Momentum is building among corporate occupiers at both the global and European levels.
Confidence accross Europe is now at long-run averages and this is beginning to translate into more real estate activity.
There is an on-going desire to upgrade the quality of occupied space, combined with either consolidation strategies or lease events. Since corporate cash balances remain strong, investment is available to follow through. In Q1 2011, the first whisperings of that all important word - expansion - energed in select markets accross the region. This attunes fully with the findings of our recent Global CRE survey, which illustrated the dual pressures of pursuing growth and right sizing.
Corporate occupiers looking to expand their operations in the MENA region are finding that real estate market conditions continue to move in their favour. Across various regional markets, increasing supply is changing attitudes of owners, who now recognise that the balance of power has shifted in favour of occupiers.
Although the position varies between markets, the level of choice available to corporate occupiers is generally increasing. This is providing opportunities for companies to consolidate and expand into new, higher quality premises without increasing their real estate occupancy costs.
Quality remains an issue. Although overall choice is increasing in many markets, the availability of high quality completed space remains limited, leading some occupiers to pre-commit in new developments. The most striking example of this trend is the decision by Standard Chartered bank to pre-commit to a new headquarters built to their precise specifications in Dubai, a market characterised by overall vacancy levels in excess of 40%.
The challenges facing Corporate Real Estate
Securing more attractive space on more attractive terms remains the over arching objective of corporate real estate teams.

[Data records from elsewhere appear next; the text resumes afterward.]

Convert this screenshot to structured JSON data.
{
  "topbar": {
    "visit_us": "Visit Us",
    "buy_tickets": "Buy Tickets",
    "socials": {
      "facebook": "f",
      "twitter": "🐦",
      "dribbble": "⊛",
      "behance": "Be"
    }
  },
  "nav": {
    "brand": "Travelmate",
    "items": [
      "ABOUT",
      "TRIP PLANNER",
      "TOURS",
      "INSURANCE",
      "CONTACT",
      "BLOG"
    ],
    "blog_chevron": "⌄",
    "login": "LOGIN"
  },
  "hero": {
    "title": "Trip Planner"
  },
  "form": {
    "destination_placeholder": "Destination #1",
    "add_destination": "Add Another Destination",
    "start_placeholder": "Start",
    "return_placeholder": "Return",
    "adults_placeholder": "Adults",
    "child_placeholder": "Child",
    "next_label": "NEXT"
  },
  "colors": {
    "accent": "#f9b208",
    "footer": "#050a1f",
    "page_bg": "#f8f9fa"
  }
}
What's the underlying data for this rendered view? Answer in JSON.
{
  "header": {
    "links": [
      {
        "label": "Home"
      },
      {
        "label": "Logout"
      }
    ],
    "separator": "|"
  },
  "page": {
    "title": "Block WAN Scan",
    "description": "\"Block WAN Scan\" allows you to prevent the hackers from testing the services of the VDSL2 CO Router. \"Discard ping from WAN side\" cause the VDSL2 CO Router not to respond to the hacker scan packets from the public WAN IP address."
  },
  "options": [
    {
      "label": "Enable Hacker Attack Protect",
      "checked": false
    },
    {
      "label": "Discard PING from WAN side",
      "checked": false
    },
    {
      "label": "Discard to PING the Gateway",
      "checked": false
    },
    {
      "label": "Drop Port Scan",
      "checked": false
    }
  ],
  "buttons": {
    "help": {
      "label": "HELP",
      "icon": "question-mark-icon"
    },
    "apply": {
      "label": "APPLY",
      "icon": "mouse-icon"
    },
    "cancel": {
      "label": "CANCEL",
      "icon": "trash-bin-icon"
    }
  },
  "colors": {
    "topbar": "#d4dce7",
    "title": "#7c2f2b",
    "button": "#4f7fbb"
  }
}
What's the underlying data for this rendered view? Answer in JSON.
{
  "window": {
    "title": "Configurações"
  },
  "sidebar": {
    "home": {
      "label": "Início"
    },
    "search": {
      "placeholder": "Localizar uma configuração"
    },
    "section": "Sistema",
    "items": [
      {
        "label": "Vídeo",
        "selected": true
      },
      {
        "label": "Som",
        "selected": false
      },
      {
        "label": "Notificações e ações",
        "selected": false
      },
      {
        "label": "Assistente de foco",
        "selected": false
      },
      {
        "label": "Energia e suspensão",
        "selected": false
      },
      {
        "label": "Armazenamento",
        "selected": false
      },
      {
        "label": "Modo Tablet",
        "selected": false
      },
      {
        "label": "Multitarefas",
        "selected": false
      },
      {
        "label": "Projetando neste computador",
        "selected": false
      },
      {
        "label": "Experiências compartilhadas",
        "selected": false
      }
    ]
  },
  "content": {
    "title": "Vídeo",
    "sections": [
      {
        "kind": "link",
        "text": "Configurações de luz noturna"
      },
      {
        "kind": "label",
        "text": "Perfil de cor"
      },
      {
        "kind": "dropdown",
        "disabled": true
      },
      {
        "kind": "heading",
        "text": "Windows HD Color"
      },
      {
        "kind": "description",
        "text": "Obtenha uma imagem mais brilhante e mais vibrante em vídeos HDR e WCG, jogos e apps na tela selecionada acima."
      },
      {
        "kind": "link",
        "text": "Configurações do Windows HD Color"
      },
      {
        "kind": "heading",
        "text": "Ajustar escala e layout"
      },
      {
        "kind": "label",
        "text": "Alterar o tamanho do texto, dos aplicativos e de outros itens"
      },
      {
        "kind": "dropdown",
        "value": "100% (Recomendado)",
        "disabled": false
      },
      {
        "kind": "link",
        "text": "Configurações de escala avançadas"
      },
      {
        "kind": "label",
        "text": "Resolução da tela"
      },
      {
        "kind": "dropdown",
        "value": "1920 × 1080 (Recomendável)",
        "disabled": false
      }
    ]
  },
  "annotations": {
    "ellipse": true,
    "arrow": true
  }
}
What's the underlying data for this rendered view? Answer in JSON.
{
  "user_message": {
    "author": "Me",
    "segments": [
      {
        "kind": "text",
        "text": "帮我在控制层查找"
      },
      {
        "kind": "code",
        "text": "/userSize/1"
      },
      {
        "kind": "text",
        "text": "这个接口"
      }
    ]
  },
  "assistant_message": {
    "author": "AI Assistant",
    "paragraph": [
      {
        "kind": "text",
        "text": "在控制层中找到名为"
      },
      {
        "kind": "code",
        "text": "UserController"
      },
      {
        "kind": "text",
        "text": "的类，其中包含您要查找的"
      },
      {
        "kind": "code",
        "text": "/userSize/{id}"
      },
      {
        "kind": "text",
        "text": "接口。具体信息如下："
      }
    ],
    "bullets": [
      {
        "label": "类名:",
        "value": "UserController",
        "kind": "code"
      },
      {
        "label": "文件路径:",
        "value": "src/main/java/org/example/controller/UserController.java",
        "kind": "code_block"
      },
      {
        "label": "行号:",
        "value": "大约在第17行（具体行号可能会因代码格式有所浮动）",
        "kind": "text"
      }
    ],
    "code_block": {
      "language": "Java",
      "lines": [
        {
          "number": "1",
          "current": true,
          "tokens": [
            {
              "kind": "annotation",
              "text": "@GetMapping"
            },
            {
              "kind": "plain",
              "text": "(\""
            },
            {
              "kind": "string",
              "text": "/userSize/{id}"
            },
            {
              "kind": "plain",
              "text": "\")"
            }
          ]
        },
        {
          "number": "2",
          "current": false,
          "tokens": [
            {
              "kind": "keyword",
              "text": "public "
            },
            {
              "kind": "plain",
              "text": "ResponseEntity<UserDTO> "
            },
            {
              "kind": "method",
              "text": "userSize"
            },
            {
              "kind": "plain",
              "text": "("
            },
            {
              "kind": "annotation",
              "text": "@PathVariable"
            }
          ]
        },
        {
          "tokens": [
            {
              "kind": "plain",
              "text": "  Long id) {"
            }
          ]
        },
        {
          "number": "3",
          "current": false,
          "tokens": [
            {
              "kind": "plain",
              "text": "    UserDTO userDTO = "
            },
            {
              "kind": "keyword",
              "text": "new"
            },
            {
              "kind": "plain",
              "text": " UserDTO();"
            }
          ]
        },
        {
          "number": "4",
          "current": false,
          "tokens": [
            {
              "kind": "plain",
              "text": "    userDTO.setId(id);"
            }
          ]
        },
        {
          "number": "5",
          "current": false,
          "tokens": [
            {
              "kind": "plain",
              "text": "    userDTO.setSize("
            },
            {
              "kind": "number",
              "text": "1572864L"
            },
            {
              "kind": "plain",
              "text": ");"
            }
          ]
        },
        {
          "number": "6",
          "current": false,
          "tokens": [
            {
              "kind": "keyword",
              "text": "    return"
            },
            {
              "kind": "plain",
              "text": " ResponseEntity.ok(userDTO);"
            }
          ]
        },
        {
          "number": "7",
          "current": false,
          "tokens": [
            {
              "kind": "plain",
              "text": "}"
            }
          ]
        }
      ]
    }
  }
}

There were four key trends identified in Jones Lang LaSalle's survey of 500 global CRE leaders, the first ever Global Corporate Real Estate Survey for MENA.
1. Higher demands on productivity: CRE teams are required to be resourceful, enabling CRE leaders to further enhance productivity and efficiency.
2. Balancing the dual forces of growth and right-sizing: CRE organisations are exposed to complex targets, such as dealing with the contrary pressures of growth and right-sizing.
3. Progressing towards partnerships: CRE teams are moving towards sophisticated partnership models with real estate service providers.
4. Reshaping CRE structures and sizing: A new talent requirement is emerging, resulting from a tougher operational environment, forcing CRE leaders to rethink team structures and skills.